On Wednesday, the state’s Republican governor, Bill Lee, signed a short bill that gave public officials the right to refuse to grant marriage licenses for any reason.
Short bill
The legislation, called House Bill 878, is only a few sentences long. According to the bill, “a person shall not be required to solemnize a marriage.”
Justification
“As societal views change about what constitutes a marriage, officiants must be able to refuse to solemnize marriages that are contrary to their beliefs,” Republican state Representative Monty Fritts said in February 2023.
Furthermore
“Those with the authority to perform civil ceremonies would also be permitted to refuse to solemnize marriage for reasons of conscience,” Fritts elaborated.
The reasoning
“The government has a responsibility to protect the exercise of religious beliefs,” Fritts claimed.
Unreasonable
“Regardless of whether this bill was intended to target marriages of same-sex couples, interfaith couples, or interracial couples — it’s unconstitutional because the Constitution prohibits public officials from discriminating against members of the public based on their personal beliefs,” Camilla Taylor of Lambda Legal explained.
Not acceptable
“Government officials can’t target people based on who they are,” Taylor said.
Widespread campaign
The bill is part of an ongoing, nationwide reactionary campaign against LGBTQ+ rights.

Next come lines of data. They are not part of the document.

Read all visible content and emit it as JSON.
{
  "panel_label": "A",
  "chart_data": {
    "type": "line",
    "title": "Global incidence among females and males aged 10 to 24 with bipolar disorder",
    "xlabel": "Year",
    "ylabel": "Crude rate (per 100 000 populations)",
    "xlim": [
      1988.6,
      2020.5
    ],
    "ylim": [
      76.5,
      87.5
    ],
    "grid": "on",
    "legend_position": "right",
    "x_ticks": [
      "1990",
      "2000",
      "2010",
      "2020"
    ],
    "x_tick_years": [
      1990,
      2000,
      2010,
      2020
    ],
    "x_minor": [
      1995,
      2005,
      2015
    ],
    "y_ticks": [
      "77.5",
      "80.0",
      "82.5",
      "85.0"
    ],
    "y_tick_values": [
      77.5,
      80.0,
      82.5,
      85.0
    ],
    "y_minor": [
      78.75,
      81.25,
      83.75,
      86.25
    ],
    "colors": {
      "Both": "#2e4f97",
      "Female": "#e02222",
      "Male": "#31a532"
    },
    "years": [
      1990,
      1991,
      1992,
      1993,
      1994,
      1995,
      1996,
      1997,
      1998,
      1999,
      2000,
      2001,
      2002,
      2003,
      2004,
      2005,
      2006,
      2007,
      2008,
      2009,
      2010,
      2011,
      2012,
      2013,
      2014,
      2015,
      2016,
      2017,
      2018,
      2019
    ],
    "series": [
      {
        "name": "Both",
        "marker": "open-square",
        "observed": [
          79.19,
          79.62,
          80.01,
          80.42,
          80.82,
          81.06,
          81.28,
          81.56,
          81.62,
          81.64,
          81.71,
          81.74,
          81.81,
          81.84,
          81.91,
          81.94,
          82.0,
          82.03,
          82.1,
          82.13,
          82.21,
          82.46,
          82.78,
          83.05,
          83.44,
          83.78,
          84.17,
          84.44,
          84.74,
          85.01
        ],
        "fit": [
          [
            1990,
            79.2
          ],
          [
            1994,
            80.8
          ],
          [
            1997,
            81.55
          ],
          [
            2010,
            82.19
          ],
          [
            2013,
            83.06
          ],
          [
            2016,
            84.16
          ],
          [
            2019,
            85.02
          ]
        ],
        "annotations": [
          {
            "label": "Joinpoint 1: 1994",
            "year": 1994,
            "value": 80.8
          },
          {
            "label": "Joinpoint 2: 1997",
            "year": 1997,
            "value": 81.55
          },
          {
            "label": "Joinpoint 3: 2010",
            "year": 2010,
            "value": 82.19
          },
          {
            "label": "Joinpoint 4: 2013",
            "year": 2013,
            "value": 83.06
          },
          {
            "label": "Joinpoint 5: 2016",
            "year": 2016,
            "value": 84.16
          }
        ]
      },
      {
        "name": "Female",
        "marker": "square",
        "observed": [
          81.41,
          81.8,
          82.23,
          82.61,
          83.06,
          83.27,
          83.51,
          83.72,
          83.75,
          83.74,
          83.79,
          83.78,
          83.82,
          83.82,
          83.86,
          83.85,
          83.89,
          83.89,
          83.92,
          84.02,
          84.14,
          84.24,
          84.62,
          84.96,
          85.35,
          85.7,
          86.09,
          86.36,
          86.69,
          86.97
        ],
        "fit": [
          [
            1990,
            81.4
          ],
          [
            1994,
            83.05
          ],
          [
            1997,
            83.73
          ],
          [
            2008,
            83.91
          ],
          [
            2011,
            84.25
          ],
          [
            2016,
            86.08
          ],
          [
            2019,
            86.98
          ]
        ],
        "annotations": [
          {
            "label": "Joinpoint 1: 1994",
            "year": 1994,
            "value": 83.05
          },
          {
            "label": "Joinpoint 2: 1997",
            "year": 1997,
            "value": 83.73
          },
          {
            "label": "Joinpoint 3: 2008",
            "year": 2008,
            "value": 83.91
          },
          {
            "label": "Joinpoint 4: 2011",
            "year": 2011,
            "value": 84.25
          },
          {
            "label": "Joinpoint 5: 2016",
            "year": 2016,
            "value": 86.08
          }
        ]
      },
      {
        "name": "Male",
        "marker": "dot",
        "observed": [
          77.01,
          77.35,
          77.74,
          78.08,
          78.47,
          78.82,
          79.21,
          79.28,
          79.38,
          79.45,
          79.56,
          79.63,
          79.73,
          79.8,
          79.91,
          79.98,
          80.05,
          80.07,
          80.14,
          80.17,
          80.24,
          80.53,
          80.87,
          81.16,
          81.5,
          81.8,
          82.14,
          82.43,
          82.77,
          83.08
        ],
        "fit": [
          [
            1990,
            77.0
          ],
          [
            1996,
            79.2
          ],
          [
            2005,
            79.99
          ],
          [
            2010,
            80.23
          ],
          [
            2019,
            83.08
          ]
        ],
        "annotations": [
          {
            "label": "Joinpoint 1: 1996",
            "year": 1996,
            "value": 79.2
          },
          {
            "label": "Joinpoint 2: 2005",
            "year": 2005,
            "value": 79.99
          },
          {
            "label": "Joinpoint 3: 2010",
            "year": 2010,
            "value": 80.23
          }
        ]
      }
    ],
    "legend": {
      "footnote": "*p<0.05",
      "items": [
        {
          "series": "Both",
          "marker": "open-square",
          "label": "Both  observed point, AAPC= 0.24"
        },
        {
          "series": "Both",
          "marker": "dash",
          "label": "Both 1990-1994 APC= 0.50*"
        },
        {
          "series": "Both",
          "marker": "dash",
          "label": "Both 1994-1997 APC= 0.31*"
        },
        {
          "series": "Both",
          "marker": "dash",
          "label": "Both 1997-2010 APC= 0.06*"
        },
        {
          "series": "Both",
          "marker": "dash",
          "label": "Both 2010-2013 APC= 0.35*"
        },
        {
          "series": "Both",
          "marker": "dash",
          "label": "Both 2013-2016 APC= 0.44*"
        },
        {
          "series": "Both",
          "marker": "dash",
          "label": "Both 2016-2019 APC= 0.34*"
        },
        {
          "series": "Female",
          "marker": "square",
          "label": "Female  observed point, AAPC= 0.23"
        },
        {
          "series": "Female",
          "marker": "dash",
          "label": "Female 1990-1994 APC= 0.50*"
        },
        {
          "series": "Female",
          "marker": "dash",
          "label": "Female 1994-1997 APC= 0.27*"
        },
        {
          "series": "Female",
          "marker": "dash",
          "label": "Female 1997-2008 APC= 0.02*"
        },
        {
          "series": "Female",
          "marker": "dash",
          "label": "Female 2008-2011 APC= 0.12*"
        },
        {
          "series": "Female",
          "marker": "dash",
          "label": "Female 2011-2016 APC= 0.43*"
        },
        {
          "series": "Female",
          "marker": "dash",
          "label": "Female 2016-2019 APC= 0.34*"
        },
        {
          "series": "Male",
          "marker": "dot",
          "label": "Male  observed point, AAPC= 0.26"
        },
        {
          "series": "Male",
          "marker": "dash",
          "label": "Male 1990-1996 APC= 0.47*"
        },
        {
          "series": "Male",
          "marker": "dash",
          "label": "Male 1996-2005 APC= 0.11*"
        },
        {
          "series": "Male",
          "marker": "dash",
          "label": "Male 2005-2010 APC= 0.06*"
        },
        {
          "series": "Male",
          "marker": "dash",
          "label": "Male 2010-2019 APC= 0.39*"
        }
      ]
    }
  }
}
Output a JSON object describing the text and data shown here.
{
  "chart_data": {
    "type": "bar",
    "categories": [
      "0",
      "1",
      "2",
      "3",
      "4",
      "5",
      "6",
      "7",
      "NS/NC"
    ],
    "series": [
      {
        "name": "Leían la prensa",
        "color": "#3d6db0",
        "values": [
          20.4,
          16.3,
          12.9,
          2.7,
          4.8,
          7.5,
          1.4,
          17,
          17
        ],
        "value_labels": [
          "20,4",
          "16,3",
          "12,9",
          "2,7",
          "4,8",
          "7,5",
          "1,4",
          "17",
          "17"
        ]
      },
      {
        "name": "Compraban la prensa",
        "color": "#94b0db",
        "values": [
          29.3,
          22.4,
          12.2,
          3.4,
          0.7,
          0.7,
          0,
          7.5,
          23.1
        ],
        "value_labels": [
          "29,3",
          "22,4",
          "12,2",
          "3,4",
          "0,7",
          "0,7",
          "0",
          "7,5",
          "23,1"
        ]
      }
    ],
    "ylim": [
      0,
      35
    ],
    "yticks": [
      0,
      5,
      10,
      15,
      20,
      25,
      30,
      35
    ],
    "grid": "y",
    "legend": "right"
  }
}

According to the Human Rights Campaign, Tennessee introduced more anti-LGBTQ+ laws than any other state in 2023.
Making life difficult
As Taylor explained, by allowing public officials to discriminate against same-sex couples, those couples might be forced to “use a different process to obtain a marriage license relative to everyone else.”
Explicit discrimination
“The effect of forcing same-sex couples to go through a different process relative to everyone else — whether by demanding that they use a different door, or that they wait for a different public official to issue them a license — [is] to stigmatize them and communicate that their government thinks their marriages are less worthy than everyone else’s,” Taylor said.
Ongoing battle
There is an ongoing dispute among religious communities over whether officials should officiate same-sex weddings. “A growing number of organized religious groups in the United States have issued statements officially welcoming LGBTQ+ people as members and extending marriage rites to them,” the Human Rights Campaign notes.
Controversy
In 2022, Pew Research found that two-thirds of Americans believed that same-sex marriage was very or somewhat good for society. White evangelical protestants were the most opposed, with 71% saying the practice is a bad thing for society. Liberal Democrats were the most supportive, with 93% saying it was good.
Age difference
While people over 65 were evenly split over whether same-sex marriage was good for society, three-quarters of people aged 18-29 thought it was good — including 64% of young Republicans.
Education difference
Similarly, 51% of people with a high school diploma said same-sex marriage was a good thing for American society. Support increased with education, with postgrads supporting same-sex education by 71%. However, Republican postgrads were actually the least supportive of same-sex marriage, with just 40% supporting the practice, less than any other educational group.
Beyond Religion
The “meaning of marriage,” Dissent magazine explained in 2009, is not single. “Marriage has, first, a civil rights aspect. Married people get a lot of government benefits that the unmarried usually do not get: favorable treatment in tax, inheritance, and insurance status; immigration rights; rights in adoption and custody; decisional and visitation rights in health care and burial; the spousal privilege exemption when giving testimony in court; and yet others.”
Landmark ruling
In 2015, the Supreme Court ruled in Obergefell v. Hodges that “the Fourteenth Amendment requires a State to license a marriage between two people of the same sex and to recognize a marriage between two people of the same sex when their marriage was lawfully licensed and performed out-of-State.”